A group of bank and financial industry groups issued a fact sheet for policymakers to consider as digital asset market structure legislation is developed.

Specifically, the groups note that the requirements in the GENIUS Act, now signed into law, prohibiting the payment of interest and yield on stablecoins are not evaded or undermined.
Payment stablecoins, they state, do not substitute for bank deposits, money market funds or investment products. Further, they say that payment stablecoin issuers are not regulated, supervised or examined in the same way. The groups point out that these distinctions are why payment stablecoins should not pay interest the way highly regulated and supervised banks do on deposits or offer yield as money market funds do.
The fact sheet was put together by the Consumer Bankers Association, Bank Policy Institute, American Bankers Association, Financial Services Forum, and Independent Community Bankers of America.
Bank deposits are an important source of funding for banks to make loans, and money market funds are securities that make investments and subsequently offer yield, they add. Payment stablecoins serve a different purpose, as they neither fund loans nor are regulated as securities.

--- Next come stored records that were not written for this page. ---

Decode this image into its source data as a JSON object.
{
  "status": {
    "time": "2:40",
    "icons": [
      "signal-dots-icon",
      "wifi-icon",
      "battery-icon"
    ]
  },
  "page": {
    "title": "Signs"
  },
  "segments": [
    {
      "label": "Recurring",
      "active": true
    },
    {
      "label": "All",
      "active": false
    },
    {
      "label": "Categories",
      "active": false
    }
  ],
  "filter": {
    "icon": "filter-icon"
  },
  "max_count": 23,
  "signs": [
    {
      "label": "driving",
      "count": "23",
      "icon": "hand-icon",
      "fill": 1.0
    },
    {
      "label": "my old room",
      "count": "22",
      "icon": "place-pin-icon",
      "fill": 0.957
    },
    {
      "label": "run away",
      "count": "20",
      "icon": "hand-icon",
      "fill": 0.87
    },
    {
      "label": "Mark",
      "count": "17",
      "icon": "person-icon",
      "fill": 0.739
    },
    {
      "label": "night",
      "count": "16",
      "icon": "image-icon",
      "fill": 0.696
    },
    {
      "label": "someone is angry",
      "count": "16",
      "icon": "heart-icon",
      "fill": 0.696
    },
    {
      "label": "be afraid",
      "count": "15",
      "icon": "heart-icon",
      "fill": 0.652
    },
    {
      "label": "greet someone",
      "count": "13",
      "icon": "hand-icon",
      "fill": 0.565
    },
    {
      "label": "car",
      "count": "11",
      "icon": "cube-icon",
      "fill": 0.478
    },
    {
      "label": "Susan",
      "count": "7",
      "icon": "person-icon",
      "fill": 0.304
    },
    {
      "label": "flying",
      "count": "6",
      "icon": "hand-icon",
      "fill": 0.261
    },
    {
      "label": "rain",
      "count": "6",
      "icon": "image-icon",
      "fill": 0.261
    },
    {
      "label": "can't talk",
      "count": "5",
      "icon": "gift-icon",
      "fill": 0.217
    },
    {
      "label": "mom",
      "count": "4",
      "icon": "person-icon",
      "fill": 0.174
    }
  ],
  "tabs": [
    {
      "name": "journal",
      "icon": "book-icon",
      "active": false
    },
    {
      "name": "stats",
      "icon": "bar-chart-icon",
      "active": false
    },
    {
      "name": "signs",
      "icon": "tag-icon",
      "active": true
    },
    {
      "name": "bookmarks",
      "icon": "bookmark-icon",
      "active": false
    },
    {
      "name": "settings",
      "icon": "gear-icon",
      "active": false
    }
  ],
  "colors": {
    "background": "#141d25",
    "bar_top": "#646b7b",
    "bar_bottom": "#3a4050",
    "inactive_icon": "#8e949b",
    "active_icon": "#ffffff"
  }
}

While the GENIUS Act contained a prohibition on stablecoin issuers offering interest or yield, as well as other financial and non-financial rewards, to holders of stablecoins, the associations say that without an explicit prohibition applying to exchanges, the requirements in the GENIUS Act can be easily evaded and undermined by allowing payment of interest indirectly to holders of stablecoins.
If that were the case, they say, the result would be greater deposit flight risk and that would undermine credit creation throughout the economy. Further, the corresponding reduction in credit supply means higher interest rates, fewer loans and increased costs for businesses and households.
Ultimately, the groups state, Congress must close the stablecoin payment of interest loophole.